Ainsi, voici les principales obligations auxquelles sont soumises les très grandes plateformes depuis ce vendredi :

  • Les plateformes désignées devront, chaque année, procéder à une analyse des risques systémiques liés à leurs services sous le contrôle de la Commission et prendre les mesures nécessaires pour atténuer ces risques
    • L’objectif est d’analyser et limiter les risques systémiques provoqués par les plateformes, notamment en termes de propagation des contenus de désinformation ou de manipulation des utilisateurs, les risques de profusion de haine et violence en ligne, de mise en danger des droits fondamentaux, mais également les risques concernant les discours civiques et processus électoraux ou les risques de santé publique.
    • L’objectif est de réguler la visibilité des contenus préjudiciables, sans forcément le supprimer afin de ne pas porter atteinte à la liberté d’expression. Ainsi, les mesures peuvent par exemple être la suppression de faux comptes et la mise en avant du caractère fallacieux d’une information apparaissant à tort comme authentique.
  • Les plateformes devront également mettre en place un mécanisme de réaction aux crises susceptibles d’influer sur la sécurité ou la santé publique permettant la réalisation d’une analyse de risque et des mesures d’urgence en cas d’émergence d’une crise.
  • Les très grandes plateformes seront également soumises à des obligations particulières de transparence :
    • Des audits externes et indépendants évaluant les mesures prises pour assurer le respect du DSA, seront menés et les données permettant ces contrôles devront être transmises à la Commission mais également à des chercheurs agréés.
    • Comme toutes les plateformes, elles devront expliquer le fonctionnement de leurs algorithmes et systèmes de recommandation, mais devront également proposer aux utilisateurs un système de recommandation non fondé sur leur profilage. Il sera ainsi possible de consulter un réseau social en voyant s’afficher les contenus par ordre chronologique de publication.
    • Les mécanismes de recours et de réparation devront être rendus accessibles aux utilisateurs, faciles à trouver et à comprendre.

Les très grandes plateformes devront également respecter les obligations prévues pour l’intégralité des acteurs visés par le DSA.

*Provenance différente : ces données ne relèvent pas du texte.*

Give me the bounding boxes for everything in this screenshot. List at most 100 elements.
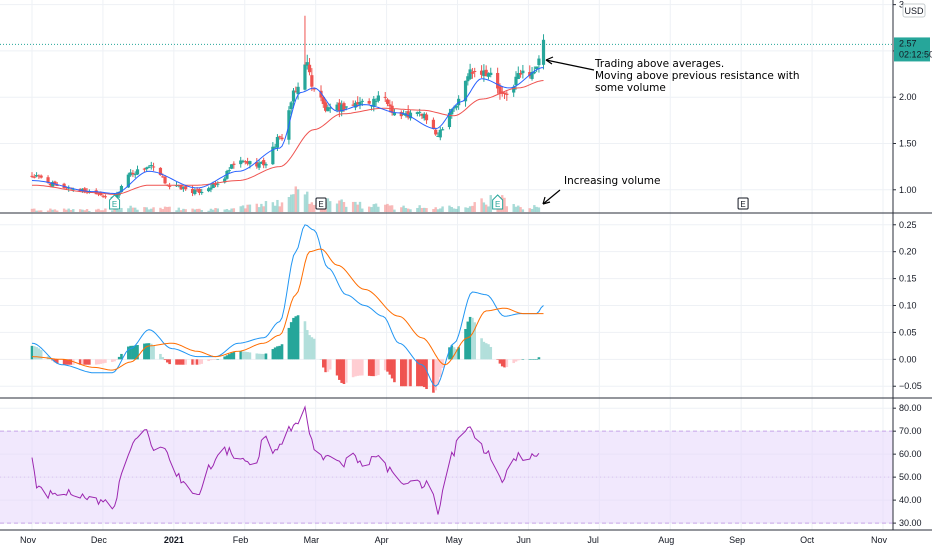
- volume-bar: [81, 209, 84, 212]
- volume-bar: [62, 208, 66, 212]
- candle-body: [440, 129, 445, 131]
- macd-histogram-bar: [115, 359, 119, 360]
- candle-body: [190, 188, 195, 194]
- volume-bar: [425, 208, 428, 212]
- volume-bar: [372, 204, 375, 212]
- earnings-label: E: [318, 200, 323, 209]
- volume-bar: [134, 207, 137, 212]
- volume-bar: [388, 205, 392, 212]
- volume-bar: [152, 207, 155, 212]
- candle-body: [147, 166, 151, 168]
- volume-bar: [104, 208, 107, 212]
- rsi-band: [0, 430, 893, 524]
- macd-histogram-bar: [390, 359, 394, 379]
- candle-body: [200, 191, 204, 194]
- rsi-axis-label: 30.00: [899, 518, 922, 528]
- macd-histogram-bar: [239, 351, 243, 360]
- macd-histogram-bar: [434, 359, 438, 391]
- volume-bar: [49, 208, 52, 212]
- candle-body: [512, 86, 516, 93]
- candle-body: [39, 175, 43, 178]
- volume-bar: [163, 206, 167, 212]
- volume-bar: [65, 209, 68, 212]
- candle-body: [229, 164, 234, 169]
- macd-histogram-bar: [340, 359, 343, 383]
- volume-bar: [434, 207, 437, 212]
- macd-histogram-bar: [386, 359, 389, 372]
- volume-bar: [310, 202, 314, 212]
- volume-bar: [51, 209, 54, 212]
- macd-histogram-bar: [473, 322, 477, 360]
- volume-bar: [147, 209, 151, 212]
- candle-body: [142, 168, 146, 170]
- volume-bar: [418, 205, 421, 212]
- earnings-marker[interactable]: E: [737, 197, 749, 210]
- candle-body: [294, 91, 298, 93]
- volume-bar: [85, 209, 89, 212]
- candle-body: [161, 176, 165, 178]
- macd-histogram-bar: [168, 359, 171, 365]
- earnings-marker[interactable]: E: [109, 194, 121, 210]
- price-axis-label: 2.00: [899, 92, 917, 102]
- candle-body: [55, 184, 59, 186]
- macd-histogram-bar: [402, 359, 405, 387]
- currency-badge: [902, 3, 926, 18]
- candle-body: [424, 114, 429, 121]
- volume-bar: [335, 203, 339, 212]
- volume-bar: [191, 208, 194, 212]
- macd-histogram-bar: [198, 359, 201, 365]
- macd-axis-label: 0.00: [899, 354, 917, 364]
- macd-histogram-bar: [97, 359, 100, 365]
- volume-bar: [260, 203, 263, 212]
- volume-bar: [150, 208, 153, 212]
- macd-histogram-bar: [514, 359, 518, 362]
- volume-bar: [264, 201, 268, 212]
- macd-axis-label: 0.05: [899, 327, 917, 337]
- candle-body: [163, 176, 167, 184]
- volume-bar: [439, 208, 442, 212]
- volume-bar: [223, 209, 226, 212]
- volume-bar: [519, 207, 522, 212]
- volume-bar: [33, 208, 36, 212]
- volume-bar: [530, 208, 534, 212]
- candle-body: [64, 187, 69, 189]
- macd-histogram-bar: [49, 358, 52, 360]
- volume-bar: [537, 207, 541, 212]
- macd-histogram-bar: [262, 353, 265, 360]
- macd-histogram-bar: [296, 315, 300, 360]
- volume-bar: [246, 204, 249, 212]
- macd-histogram-bar: [223, 356, 226, 360]
- macd-histogram-bar: [143, 343, 146, 360]
- candle-body: [259, 161, 263, 164]
- macd-axis-label: 0.10: [899, 301, 917, 311]
- volume-bar: [367, 206, 371, 212]
- volume-bar: [308, 203, 311, 212]
- candle-body: [367, 100, 371, 104]
- volume-bar: [340, 199, 343, 212]
- macd-histogram-bar: [487, 344, 490, 360]
- volume-bar: [101, 210, 105, 212]
- volume-bar: [72, 209, 75, 212]
- candle-body: [32, 176, 36, 178]
- macd-axis-label: −0.05: [899, 381, 922, 391]
- macd-histogram-bar: [358, 359, 362, 376]
- volume-bar: [280, 202, 284, 212]
- earnings-marker[interactable]: E: [492, 194, 504, 210]
- macd-histogram-bar: [145, 343, 148, 360]
- candle-body: [83, 188, 87, 192]
- candle-body: [388, 104, 392, 107]
- macd-histogram-bar: [32, 346, 36, 360]
- candle-body: [372, 98, 376, 107]
- candle-body: [376, 95, 380, 101]
- volume-bar: [241, 205, 245, 212]
- volume-bar: [361, 208, 364, 212]
- volume-bar: [37, 210, 41, 212]
- candle-body: [305, 62, 309, 66]
- candle-body: [296, 86, 300, 95]
- candle-body: [401, 114, 406, 116]
- macd-histogram-bar: [482, 341, 486, 360]
- volume-bar: [345, 206, 348, 212]
- candle-body: [496, 72, 500, 89]
- earnings-marker[interactable]: E: [315, 197, 327, 210]
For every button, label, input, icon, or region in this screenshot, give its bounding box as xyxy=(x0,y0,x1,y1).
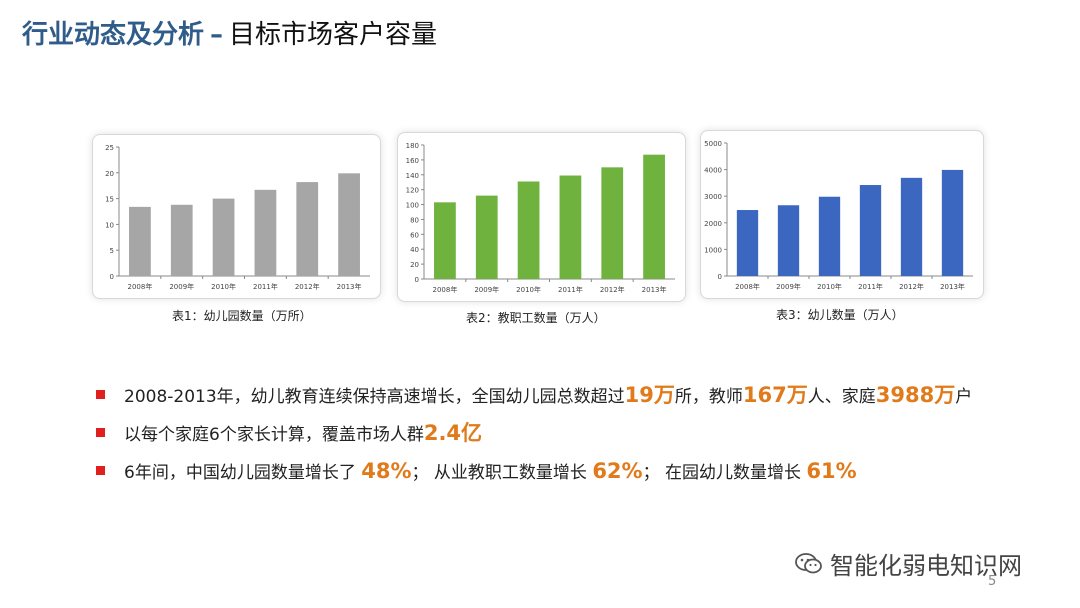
y-tick-label: 3000 xyxy=(704,193,722,201)
bullet-marker xyxy=(96,390,105,399)
x-tick-label: 2009年 xyxy=(474,285,499,294)
watermark-text: 智能化弱电知识网 xyxy=(830,552,1022,580)
bar xyxy=(212,198,235,276)
y-tick-label: 15 xyxy=(105,196,114,204)
bullet-marker xyxy=(96,466,105,475)
bar xyxy=(643,154,665,279)
x-tick-label: 2011年 xyxy=(858,282,883,291)
caption-staff: 表2：教职工数量（万人） xyxy=(466,311,606,325)
x-tick-label: 2012年 xyxy=(600,285,625,294)
y-tick-label: 5 xyxy=(110,247,114,255)
x-tick-label: 2008年 xyxy=(433,285,458,294)
bullet-text: 2008-2013年，幼儿教育连续保持高速增长，全国幼儿园总数超过 xyxy=(124,387,625,407)
bar xyxy=(941,169,964,276)
title-separator: – xyxy=(210,20,224,50)
y-tick-label: 140 xyxy=(406,172,419,180)
caption-children: 表3：幼儿数量（万人） xyxy=(776,308,904,322)
x-tick-label: 2010年 xyxy=(516,285,541,294)
bar xyxy=(475,195,498,279)
bullet-text: 以每个家庭6个家长计算，覆盖市场人群 xyxy=(124,425,424,445)
bar xyxy=(129,206,151,276)
x-tick-label: 2012年 xyxy=(295,282,320,291)
page-number: 5 xyxy=(988,574,997,589)
chart-panel-staff: 0 20 40 60 80 100 120 140 160 180 2008年 2009年 2010年 2… xyxy=(397,132,686,302)
y-tick-label: 180 xyxy=(406,142,419,150)
bullet-item: 6年间，中国幼儿园数量增长了 48%； 从业教职工数量增长 62%； 在园幼儿数… xyxy=(94,452,972,490)
y-tick-label: 100 xyxy=(406,202,419,210)
bullet-list: 2008-2013年，幼儿教育连续保持高速增长，全国幼儿园总数超过19万所，教师… xyxy=(94,376,972,490)
y-tick-label: 20 xyxy=(105,170,114,178)
wechat-icon xyxy=(795,552,822,573)
x-tick-label: 2013年 xyxy=(642,285,667,294)
y-tick-label: 20 xyxy=(410,261,419,269)
y-tick-label: 80 xyxy=(410,216,419,224)
bullet-item: 以每个家庭6个家长计算，覆盖市场人群2.4亿 xyxy=(94,414,972,452)
watermark: 智能化弱电知识网 xyxy=(794,546,1022,581)
bar xyxy=(517,181,540,279)
bullet-text: ； 在园幼儿数量增长 xyxy=(642,463,807,483)
bullet-text: 户 xyxy=(955,387,973,407)
x-tick-label: 2013年 xyxy=(940,282,965,291)
chart-children: 0 1000 2000 3000 4000 5000 2008年 2009年 2010年 2011… xyxy=(704,140,973,291)
bar xyxy=(170,204,193,276)
y-tick-label: 60 xyxy=(410,231,419,239)
chart-panel-kindergartens: 0 5 10 15 20 25 2008年 2009年 2010年 2011年 2012年 2013年 xyxy=(92,134,381,299)
bullet-item: 2008-2013年，幼儿教育连续保持高速增长，全国幼儿园总数超过19万所，教师… xyxy=(94,376,972,414)
x-tick-label: 2011年 xyxy=(253,282,278,291)
y-tick-label: 0 xyxy=(415,276,419,284)
bar xyxy=(601,167,624,279)
x-tick-label: 2012年 xyxy=(899,282,924,291)
bullet-highlight: 167万 xyxy=(742,383,808,407)
y-tick-label: 25 xyxy=(105,144,114,152)
title-main: 行业动态及分析 xyxy=(22,20,205,50)
bullet-highlight: 61% xyxy=(806,459,857,483)
bar xyxy=(900,177,923,276)
y-tick-label: 10 xyxy=(105,221,114,229)
chart-panel-children: 0 1000 2000 3000 4000 5000 2008年 2009年 2010年 2011… xyxy=(700,130,984,299)
title-sub: 目标市场客户容量 xyxy=(229,20,438,50)
y-tick-label: 5000 xyxy=(704,140,722,148)
x-tick-label: 2011年 xyxy=(558,285,583,294)
y-tick-label: 160 xyxy=(406,157,419,165)
y-tick-label: 0 xyxy=(718,273,722,281)
y-tick-label: 4000 xyxy=(704,167,722,175)
chart-staff: 0 20 40 60 80 100 120 140 160 180 2008年 2009年 2010年 2… xyxy=(406,142,675,294)
bar xyxy=(777,205,800,276)
x-tick-label: 2008年 xyxy=(735,282,760,291)
bar xyxy=(818,196,841,276)
x-tick-label: 2010年 xyxy=(211,282,236,291)
y-tick-label: 120 xyxy=(406,187,419,195)
bullet-highlight: 48% xyxy=(361,459,412,483)
bar xyxy=(559,175,582,279)
y-tick-label: 40 xyxy=(410,246,419,254)
x-tick-label: 2009年 xyxy=(776,282,801,291)
bar xyxy=(859,185,882,276)
bullet-highlight: 2.4亿 xyxy=(423,421,483,445)
bar xyxy=(434,202,456,279)
bullet-text: 所，教师 xyxy=(674,387,743,407)
caption-kindergartens: 表1：幼儿园数量（万所） xyxy=(172,309,312,323)
page-title: 行业动态及分析 – 目标市场客户容量 xyxy=(22,14,437,51)
y-tick-label: 2000 xyxy=(704,220,722,228)
x-tick-label: 2008年 xyxy=(128,282,153,291)
x-tick-label: 2009年 xyxy=(169,282,194,291)
bullet-highlight: 62% xyxy=(592,459,643,483)
x-tick-label: 2013年 xyxy=(337,282,362,291)
bullet-text: ； 从业教职工数量增长 xyxy=(411,463,593,483)
y-tick-label: 0 xyxy=(110,273,114,281)
bullet-text: 人、家庭 xyxy=(807,387,876,407)
bar xyxy=(254,189,277,276)
bullet-marker xyxy=(96,428,105,437)
bullet-highlight: 19万 xyxy=(624,383,675,407)
bullet-highlight: 3988万 xyxy=(875,383,956,407)
y-tick-label: 1000 xyxy=(704,246,722,254)
bar xyxy=(296,182,319,276)
bar xyxy=(338,173,360,276)
chart-kindergartens: 0 5 10 15 20 25 2008年 2009年 2010年 2011年 2012年 2013年 xyxy=(105,144,370,291)
bar xyxy=(736,210,759,276)
x-tick-label: 2010年 xyxy=(817,282,842,291)
bullet-text: 6年间，中国幼儿园数量增长了 xyxy=(124,463,362,483)
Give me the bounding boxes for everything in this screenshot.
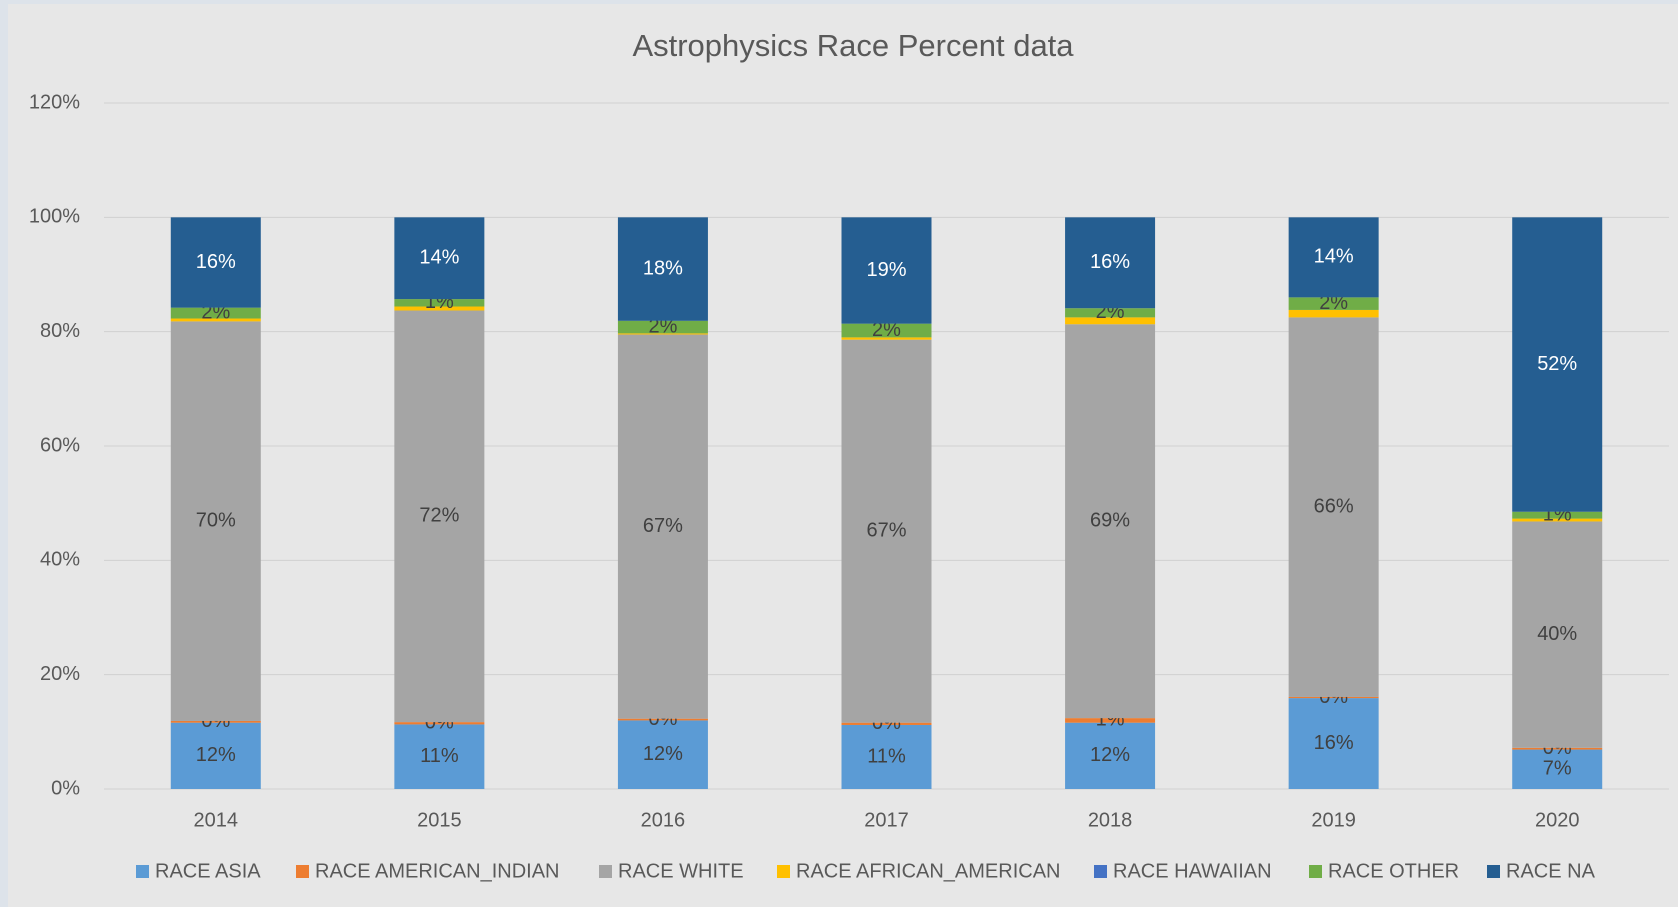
- data-label: 69%: [1090, 509, 1130, 531]
- bar-segment: [1065, 324, 1156, 719]
- x-tick-label: 2016: [641, 809, 686, 831]
- bar-segment: [1288, 317, 1379, 697]
- data-label: 14%: [419, 246, 459, 268]
- x-tick-label: 2020: [1535, 809, 1580, 831]
- bar-segment: [1065, 308, 1156, 318]
- bar-segment: [617, 217, 708, 321]
- data-label: 12%: [1090, 744, 1130, 766]
- legend-label: RACE OTHER: [1328, 860, 1459, 882]
- data-label: 7%: [1543, 758, 1572, 780]
- bar-segment: [394, 722, 485, 725]
- x-tick-label: 2019: [1311, 809, 1356, 831]
- data-label: 12%: [643, 743, 683, 765]
- data-label: 67%: [866, 519, 906, 541]
- x-tick-label: 2014: [194, 809, 239, 831]
- bar-segment: [1065, 217, 1156, 309]
- bar-segment: [1288, 698, 1379, 789]
- data-label: 40%: [1537, 623, 1577, 645]
- legend-marker: [599, 865, 612, 878]
- bar-segment: [170, 217, 261, 308]
- y-tick-label: 120%: [29, 91, 80, 113]
- legend-label: RACE AMERICAN_INDIAN: [315, 860, 560, 882]
- y-tick-label: 60%: [40, 434, 80, 456]
- bar-segment: [1512, 521, 1603, 748]
- y-tick-label: 40%: [40, 549, 80, 571]
- legend-marker: [136, 865, 149, 878]
- data-label: 16%: [1314, 732, 1354, 754]
- bar-segment: [1512, 749, 1603, 789]
- bar-segment: [841, 217, 932, 324]
- legend-label: RACE ASIA: [155, 860, 261, 882]
- bar-segment: [394, 724, 485, 789]
- y-tick-label: 100%: [29, 206, 80, 228]
- bar-segment: [617, 718, 708, 721]
- data-label: 70%: [196, 509, 236, 531]
- x-tick-label: 2015: [417, 809, 462, 831]
- bar-segment: [617, 720, 708, 789]
- data-label: 11%: [867, 745, 906, 767]
- bar-segment: [841, 724, 932, 789]
- bar-segment: [1512, 747, 1603, 750]
- y-tick-label: 0%: [51, 777, 80, 799]
- data-label: 16%: [1090, 251, 1130, 273]
- bar-segment: [1065, 722, 1156, 789]
- data-label: 52%: [1537, 353, 1577, 375]
- legend-label: RACE WHITE: [618, 860, 744, 882]
- bar-segment: [841, 722, 932, 725]
- bar-segment: [1288, 309, 1379, 318]
- data-label: 11%: [420, 745, 459, 767]
- bar-segment: [841, 337, 932, 340]
- legend-marker: [777, 865, 790, 878]
- bar-segment: [841, 323, 932, 338]
- data-label: 66%: [1314, 495, 1354, 517]
- bar-segment: [617, 333, 708, 335]
- bar-segment: [170, 720, 261, 723]
- bar-segment: [617, 320, 708, 334]
- bar-segment: [170, 318, 261, 322]
- chart-title: Astrophysics Race Percent data: [632, 28, 1074, 63]
- data-label: 19%: [866, 259, 906, 281]
- data-label: 16%: [196, 251, 236, 273]
- legend-label: RACE HAWAIIAN: [1113, 860, 1272, 882]
- bar-segment: [394, 217, 485, 300]
- bar-segment: [617, 334, 708, 719]
- bar-segment: [1288, 297, 1379, 310]
- legend-label: RACE AFRICAN_AMERICAN: [796, 860, 1061, 882]
- bar-segment: [170, 722, 261, 789]
- bar-segment: [1512, 511, 1603, 519]
- bar-segment: [394, 310, 485, 723]
- legend-marker: [296, 865, 309, 878]
- bar-segment: [1065, 317, 1156, 325]
- bar-segment: [1288, 217, 1379, 298]
- bar-segment: [394, 306, 485, 311]
- bar-segment: [394, 299, 485, 307]
- bar-segment: [1512, 518, 1603, 522]
- legend-label: RACE NA: [1506, 860, 1596, 882]
- bar-segment: [1512, 217, 1603, 512]
- bar-segment: [170, 307, 261, 319]
- bar-segment: [841, 339, 932, 723]
- data-label: 67%: [643, 515, 683, 537]
- x-tick-label: 2018: [1088, 809, 1133, 831]
- legend-marker: [1487, 865, 1500, 878]
- data-label: 14%: [1314, 246, 1354, 268]
- y-tick-label: 20%: [40, 663, 80, 685]
- data-label: 2%: [1319, 292, 1348, 314]
- data-label: 2%: [648, 315, 677, 337]
- y-tick-label: 80%: [40, 320, 80, 342]
- bar-segment: [170, 321, 261, 721]
- x-tick-label: 2017: [864, 809, 909, 831]
- data-label: 72%: [419, 505, 459, 527]
- data-label: 2%: [872, 319, 901, 341]
- data-label: 18%: [643, 257, 683, 279]
- legend-marker: [1094, 865, 1107, 878]
- legend-marker: [1309, 865, 1322, 878]
- bar-segment: [1065, 718, 1156, 723]
- bar-segment: [1288, 696, 1379, 699]
- data-label: 12%: [196, 744, 236, 766]
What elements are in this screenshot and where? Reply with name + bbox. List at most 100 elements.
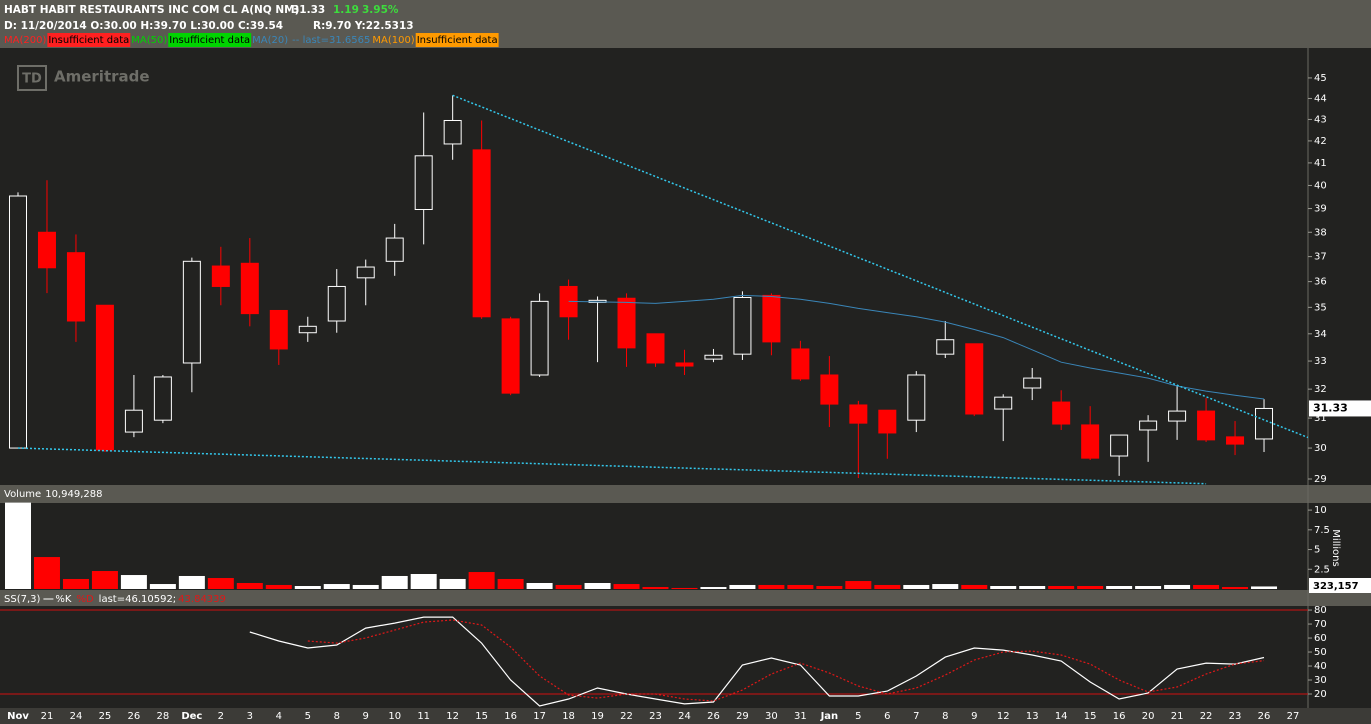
- volume-last-label: 323,157: [1313, 581, 1359, 592]
- x-tick-label: 26: [128, 711, 141, 722]
- legend-name: MA(50): [131, 35, 167, 46]
- y-tick-label: 7.5: [1314, 525, 1330, 536]
- candle-body: [762, 294, 781, 343]
- y-tick-label: 39: [1314, 204, 1327, 215]
- legend-note-box: [47, 33, 131, 47]
- candle-body: [443, 119, 462, 145]
- legend-note-box: [168, 33, 252, 47]
- x-tick-label: 29: [736, 711, 749, 722]
- y-tick-label: 70: [1314, 619, 1327, 630]
- separator: [0, 590, 1371, 606]
- stochastic-title: SS(7,3): [4, 594, 41, 605]
- x-tick-label: 9: [971, 711, 977, 722]
- y-tick-label: 2.5: [1314, 564, 1330, 575]
- last-price-label: 31.33: [1313, 401, 1348, 414]
- x-tick-label: 11: [417, 711, 430, 722]
- x-tick-label: 24: [70, 711, 83, 722]
- volume-bar: [729, 584, 756, 589]
- legend-note: -- last=31.6565: [292, 35, 370, 46]
- bar-info: D: 11/20/2014 O:30.00 H:39.70 L:30.00 C:…: [4, 20, 283, 32]
- candle-body: [385, 237, 404, 262]
- x-tick-label: Nov: [7, 711, 29, 722]
- y-tick-label: 50: [1314, 647, 1327, 658]
- x-tick-label: 26: [1258, 711, 1271, 722]
- candle-body: [211, 265, 230, 287]
- volume-bar: [236, 583, 263, 589]
- last-price: 31.33: [292, 4, 325, 16]
- legend-last: last=46.10592;: [99, 594, 177, 605]
- x-tick-label: 18: [562, 711, 575, 722]
- candle-body: [1139, 420, 1158, 431]
- legend-note-box: [415, 33, 499, 47]
- legend-name: MA(100): [372, 35, 414, 46]
- x-tick-label: 25: [99, 711, 112, 722]
- y-tick-label: 32: [1314, 384, 1327, 395]
- legend-name: MA(200): [4, 35, 46, 46]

  • Cela passe d’abord par une plus grande responsabilisation des plateformes qui hébergent des contenus : elles devront ainsi faciliter les signalements et agir rapidement pour procéder à la suppression ou au blocage d’un contenu signalé comme illicite si c’est avéré, en dépit de quoi leur responsabilité pourrait être engagée. Les utilisateurs publiant fréquemment des contenus manifestement illicites devront également être suspendus temporairement. Des signaleurs de confiance seront également mis en place et leurs signalements traités en priorité par les plateformes (par exemple, Pharos en France).
  • Cette responsabilisation passe également par des obligations de transparence renforcées (publication fréquente de rapports annuels sur la modération, explicabilité du fonctionnement des algorithmes de recommandation, explication des motifs de suppression d’un contenu, informations supplémentaires sur les produits vendus sur les places de marché etc.).
  • Les publicités ciblées sont également encadrées (interdites pour les mineurs et si elles sont fondées sur des données sensibles) et les dark patterns (interfaces menant l’utilisateur à effectuer des actions non souhaitées) interdits afin de protéger le consentement et le libre arbitre du consommateur.
  • La lutte contre la désinformation est également au cœur des préoccupations puisque les deep fakes (enregistrements vidéo ou audio modifiés par l’intelligence artificielle) doivent être identifiables et les contenus préjudiciables relativement invisibilisés.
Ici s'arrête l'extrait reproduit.